Fairly petty. As I was headed to the gym this morning, I noticed a woman in the parking garage on crutches. So I did the polite thing and held the doors for her (two sets of doors). Not only did she not bother to say "thank you", she didn't acknowledge me in any way whatsoever. Didn't even look at me. It was like I was invisible to her.
Every year, my friends and I go to this sugar shack about 45 minutes from here, in the Hill Towns. They make their own maple syrup and are only open for the sugaring season for this yummy pancake buffet. I just saw on FB that my friends went without me today.
Adult Swim pre-empted some of their programming last night in order to show one episode of Rick and Morty over and over again as an April Fools joke.
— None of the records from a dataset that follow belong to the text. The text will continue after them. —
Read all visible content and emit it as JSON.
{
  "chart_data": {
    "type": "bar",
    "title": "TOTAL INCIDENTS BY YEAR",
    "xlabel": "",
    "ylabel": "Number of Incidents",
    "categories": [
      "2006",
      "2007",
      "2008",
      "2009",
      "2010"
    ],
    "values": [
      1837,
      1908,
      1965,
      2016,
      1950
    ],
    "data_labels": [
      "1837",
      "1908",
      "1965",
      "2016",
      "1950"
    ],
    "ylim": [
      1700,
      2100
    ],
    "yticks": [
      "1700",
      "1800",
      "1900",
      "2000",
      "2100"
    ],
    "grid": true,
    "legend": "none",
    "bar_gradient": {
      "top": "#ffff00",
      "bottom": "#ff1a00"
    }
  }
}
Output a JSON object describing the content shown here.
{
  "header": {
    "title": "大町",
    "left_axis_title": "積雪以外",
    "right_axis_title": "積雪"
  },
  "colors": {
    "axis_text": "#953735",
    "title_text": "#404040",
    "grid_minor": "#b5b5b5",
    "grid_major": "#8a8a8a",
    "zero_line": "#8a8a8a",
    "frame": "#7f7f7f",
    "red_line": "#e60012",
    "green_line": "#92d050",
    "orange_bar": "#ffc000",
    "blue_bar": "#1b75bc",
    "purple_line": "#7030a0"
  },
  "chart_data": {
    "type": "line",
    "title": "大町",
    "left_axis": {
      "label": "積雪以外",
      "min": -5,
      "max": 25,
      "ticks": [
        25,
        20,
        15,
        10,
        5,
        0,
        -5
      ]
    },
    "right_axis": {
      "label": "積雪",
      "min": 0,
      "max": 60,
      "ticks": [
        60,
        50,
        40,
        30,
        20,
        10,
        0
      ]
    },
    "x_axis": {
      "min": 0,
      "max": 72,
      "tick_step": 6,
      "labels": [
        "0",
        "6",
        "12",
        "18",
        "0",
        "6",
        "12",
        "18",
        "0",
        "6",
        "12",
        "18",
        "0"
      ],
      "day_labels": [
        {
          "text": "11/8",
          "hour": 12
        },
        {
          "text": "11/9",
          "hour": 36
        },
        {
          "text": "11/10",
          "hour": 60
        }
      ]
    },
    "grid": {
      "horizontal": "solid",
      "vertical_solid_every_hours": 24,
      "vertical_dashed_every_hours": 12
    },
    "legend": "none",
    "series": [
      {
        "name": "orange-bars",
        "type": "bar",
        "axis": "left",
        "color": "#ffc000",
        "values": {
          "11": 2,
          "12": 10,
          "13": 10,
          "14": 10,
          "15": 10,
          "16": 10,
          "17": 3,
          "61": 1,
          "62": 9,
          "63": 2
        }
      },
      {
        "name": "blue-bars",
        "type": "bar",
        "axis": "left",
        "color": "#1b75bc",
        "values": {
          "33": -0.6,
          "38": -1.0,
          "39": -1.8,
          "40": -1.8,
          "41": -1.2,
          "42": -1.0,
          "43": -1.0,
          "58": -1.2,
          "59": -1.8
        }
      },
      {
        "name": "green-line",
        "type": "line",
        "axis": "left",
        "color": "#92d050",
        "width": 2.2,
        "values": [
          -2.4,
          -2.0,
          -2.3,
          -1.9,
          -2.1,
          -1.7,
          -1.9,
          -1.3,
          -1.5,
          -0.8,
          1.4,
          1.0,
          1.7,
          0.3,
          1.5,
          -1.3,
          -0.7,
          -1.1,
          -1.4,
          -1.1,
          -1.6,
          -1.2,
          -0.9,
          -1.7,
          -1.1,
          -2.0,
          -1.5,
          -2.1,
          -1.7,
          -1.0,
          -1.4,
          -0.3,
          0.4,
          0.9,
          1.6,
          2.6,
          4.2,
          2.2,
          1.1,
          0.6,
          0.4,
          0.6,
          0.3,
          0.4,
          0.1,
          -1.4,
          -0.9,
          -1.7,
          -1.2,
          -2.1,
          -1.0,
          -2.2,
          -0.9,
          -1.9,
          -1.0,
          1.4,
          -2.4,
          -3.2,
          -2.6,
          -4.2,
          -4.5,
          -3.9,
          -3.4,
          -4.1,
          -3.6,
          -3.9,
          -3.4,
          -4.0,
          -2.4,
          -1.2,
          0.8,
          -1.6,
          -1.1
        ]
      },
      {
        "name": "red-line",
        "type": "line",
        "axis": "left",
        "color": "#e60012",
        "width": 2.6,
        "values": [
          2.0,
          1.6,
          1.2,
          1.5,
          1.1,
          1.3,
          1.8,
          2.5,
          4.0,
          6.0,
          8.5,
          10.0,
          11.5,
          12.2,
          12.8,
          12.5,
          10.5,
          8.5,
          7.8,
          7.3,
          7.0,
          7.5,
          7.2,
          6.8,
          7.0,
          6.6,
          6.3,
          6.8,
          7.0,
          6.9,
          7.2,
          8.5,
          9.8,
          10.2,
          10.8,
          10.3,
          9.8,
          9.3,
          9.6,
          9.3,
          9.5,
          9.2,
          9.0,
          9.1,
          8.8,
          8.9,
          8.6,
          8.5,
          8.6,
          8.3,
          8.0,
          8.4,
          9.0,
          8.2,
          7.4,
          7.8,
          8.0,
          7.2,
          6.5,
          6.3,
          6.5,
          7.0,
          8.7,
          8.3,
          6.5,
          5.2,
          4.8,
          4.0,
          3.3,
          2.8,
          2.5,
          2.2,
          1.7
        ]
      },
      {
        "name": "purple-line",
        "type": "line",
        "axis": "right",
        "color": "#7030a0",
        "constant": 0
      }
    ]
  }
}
So now I have to wait until a Wednesday night rerun to see the new Samurai Jack episode.
Why, if I tell you to use my landline to reach me, and give you the number, would you call my cellphone?I usually have my cellphone on silent and tucked off in my purse. I never use it at home. The other day, I took out my phone to charge it and saw that I had a voicemail from someone I know. I called him back, and left a message telling him that I rarely use my cellphone and that the best thing to do was to call my landline. I left the number. I told him when I'd be home.Just now, I saw that he'd called twice today . . . to my cell #.This is not a stupid man. He practiced law. He was counsel to a big foundation. He's president of an important organization. But apparently he can't follow directions.Oh, and to top it off? When I finally reached him, he said that he thought most people used their cell phones. Well, that may be so, but I told you that wasn't true for me. He then told me that his cell phone is always off.